As vantagens da arbitragem são imensas, sendo as partes responsáveis pela forma que decidirão a controvérsia instalada, podendo decidir, por exemplo, a instituição que regerá a arbitragem, a especialização dos árbitros, quais provas irão produzir, a ordem da produção, em que língua será feito o procedimento, em que país etc.

Na Arbitragem impera a autonomia da vontade. Mesmo que a Arbitragem seja um sistema para a resolução de controvérsias, não há como negar que existe um consenso entre as partes, que retiram a competência do juiz natural e decidem de que maneira irão resolver seus conflitos.

O tempo vem demonstrando ser a Arbitragem um meio bastante eficiente na solução das controvérsias. Os litigantes saem satisfeitos, pois tem a ciência que o conflito fora resolvido da forma que pretendiam, em tempo hábil e de maneira sigilosa.
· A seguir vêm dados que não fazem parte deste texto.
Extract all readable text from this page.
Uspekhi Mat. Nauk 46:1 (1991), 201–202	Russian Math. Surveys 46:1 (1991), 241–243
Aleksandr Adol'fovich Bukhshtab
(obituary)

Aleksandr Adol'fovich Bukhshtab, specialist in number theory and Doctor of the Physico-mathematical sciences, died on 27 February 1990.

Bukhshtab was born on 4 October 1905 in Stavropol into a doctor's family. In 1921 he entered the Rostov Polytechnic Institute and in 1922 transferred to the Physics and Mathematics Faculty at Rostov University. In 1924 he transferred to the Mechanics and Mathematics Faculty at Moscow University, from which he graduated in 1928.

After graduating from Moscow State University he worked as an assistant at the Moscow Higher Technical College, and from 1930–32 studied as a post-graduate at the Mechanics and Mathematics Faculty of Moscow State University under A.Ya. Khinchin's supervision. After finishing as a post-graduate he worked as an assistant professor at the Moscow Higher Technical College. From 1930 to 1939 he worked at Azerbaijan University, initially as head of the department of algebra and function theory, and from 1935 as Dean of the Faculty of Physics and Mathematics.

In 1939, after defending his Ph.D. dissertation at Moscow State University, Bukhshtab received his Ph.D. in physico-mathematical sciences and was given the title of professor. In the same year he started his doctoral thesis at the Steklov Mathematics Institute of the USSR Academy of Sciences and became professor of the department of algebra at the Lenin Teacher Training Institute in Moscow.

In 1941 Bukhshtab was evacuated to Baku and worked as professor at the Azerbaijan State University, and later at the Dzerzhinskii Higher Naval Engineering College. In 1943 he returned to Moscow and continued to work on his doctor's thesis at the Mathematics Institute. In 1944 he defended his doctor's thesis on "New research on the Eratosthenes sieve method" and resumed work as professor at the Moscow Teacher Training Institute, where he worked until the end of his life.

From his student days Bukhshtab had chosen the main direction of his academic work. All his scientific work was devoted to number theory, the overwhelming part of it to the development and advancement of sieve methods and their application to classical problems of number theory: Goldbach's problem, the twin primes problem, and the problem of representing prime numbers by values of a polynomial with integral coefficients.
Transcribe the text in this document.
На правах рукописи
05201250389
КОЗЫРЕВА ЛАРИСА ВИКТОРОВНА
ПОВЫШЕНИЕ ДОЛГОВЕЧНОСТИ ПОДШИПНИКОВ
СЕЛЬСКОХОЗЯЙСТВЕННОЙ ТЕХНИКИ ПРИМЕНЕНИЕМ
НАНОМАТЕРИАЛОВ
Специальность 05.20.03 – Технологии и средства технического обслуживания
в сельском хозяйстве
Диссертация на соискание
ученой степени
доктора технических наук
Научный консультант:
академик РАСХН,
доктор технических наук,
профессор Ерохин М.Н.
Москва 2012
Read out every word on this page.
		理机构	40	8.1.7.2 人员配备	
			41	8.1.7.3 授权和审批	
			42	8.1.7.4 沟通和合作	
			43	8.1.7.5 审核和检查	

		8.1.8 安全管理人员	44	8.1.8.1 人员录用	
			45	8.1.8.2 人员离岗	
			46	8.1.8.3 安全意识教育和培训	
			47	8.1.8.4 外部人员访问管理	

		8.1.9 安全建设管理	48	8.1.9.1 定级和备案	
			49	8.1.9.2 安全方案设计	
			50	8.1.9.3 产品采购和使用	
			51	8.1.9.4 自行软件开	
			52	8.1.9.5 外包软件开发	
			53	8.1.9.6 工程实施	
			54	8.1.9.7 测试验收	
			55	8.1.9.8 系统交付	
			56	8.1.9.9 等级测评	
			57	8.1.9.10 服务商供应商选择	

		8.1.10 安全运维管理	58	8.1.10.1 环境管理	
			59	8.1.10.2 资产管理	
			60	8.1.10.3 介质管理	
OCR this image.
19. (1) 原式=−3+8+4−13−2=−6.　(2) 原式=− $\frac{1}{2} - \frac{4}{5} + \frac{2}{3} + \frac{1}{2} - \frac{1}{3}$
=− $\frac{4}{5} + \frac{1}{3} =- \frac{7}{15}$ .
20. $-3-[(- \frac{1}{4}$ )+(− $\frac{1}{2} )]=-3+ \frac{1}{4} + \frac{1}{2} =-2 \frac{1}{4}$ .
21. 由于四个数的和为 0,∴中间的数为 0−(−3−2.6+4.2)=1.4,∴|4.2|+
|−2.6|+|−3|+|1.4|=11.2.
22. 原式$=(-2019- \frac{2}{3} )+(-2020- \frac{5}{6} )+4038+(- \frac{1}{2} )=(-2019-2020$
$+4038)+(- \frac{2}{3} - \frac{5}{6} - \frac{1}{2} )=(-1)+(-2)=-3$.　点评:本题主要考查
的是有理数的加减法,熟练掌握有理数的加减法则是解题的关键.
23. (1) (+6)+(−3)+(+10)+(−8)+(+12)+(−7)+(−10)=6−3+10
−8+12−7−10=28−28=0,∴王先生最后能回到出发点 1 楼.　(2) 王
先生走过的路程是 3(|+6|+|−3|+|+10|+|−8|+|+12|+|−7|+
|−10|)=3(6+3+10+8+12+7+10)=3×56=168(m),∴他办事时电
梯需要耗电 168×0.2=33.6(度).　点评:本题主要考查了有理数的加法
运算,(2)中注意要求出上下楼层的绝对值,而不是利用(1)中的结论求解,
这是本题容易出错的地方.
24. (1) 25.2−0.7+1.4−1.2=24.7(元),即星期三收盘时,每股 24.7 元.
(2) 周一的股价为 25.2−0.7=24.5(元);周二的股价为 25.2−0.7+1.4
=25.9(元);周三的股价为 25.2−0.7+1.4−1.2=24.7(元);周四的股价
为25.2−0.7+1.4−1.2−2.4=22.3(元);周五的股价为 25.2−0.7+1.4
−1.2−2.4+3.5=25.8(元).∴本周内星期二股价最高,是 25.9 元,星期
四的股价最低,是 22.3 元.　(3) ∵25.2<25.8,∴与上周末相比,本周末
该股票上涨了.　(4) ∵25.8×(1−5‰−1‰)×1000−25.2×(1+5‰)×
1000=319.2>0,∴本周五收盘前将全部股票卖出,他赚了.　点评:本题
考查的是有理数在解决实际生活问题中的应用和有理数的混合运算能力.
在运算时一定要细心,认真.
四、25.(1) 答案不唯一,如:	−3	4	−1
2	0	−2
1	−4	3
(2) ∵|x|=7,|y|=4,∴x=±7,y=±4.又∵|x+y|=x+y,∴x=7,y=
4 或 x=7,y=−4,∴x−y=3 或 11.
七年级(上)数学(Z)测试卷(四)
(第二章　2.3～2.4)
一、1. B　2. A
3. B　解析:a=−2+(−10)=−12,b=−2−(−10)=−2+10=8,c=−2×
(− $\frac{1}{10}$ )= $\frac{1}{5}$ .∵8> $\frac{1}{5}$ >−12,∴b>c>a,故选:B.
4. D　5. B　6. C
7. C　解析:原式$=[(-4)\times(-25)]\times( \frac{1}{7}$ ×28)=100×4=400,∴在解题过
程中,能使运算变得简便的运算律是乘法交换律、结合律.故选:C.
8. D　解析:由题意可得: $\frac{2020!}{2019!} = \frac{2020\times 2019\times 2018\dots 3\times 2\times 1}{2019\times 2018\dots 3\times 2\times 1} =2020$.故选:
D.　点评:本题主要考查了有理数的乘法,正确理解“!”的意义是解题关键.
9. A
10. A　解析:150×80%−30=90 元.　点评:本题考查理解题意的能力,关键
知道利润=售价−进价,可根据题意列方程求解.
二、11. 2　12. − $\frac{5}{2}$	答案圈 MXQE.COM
É incorreto afirmar que a Arbitragem sempre se sobrepõe àquela modalidade oferecida pelo Estado. Na verdade, o ideal é saber em qual sistema se encontrará a melhor solução para o conflito, aquele em que as partes, mesmo a que sair derrotada, tenha ciência de os fatos foram devidamente apurados e que a solução, apesar de não ser plenamente satisfatória, tenha sido justa.

A Arbitragem vem ganhando força a cada dia. As grandes empresas mundiais a utilizam constantemente. Ao cidadão comum ainda está um pouco distante, mais não muito. Para que os laços entre os cidadãos e Arbitragem sejam estreitados, basta informação.

Como todo sistema, não possui vacina contra as falhas, por ter seres humanos no comando, mais pode ser o mais adequado para a solução do seu conflito.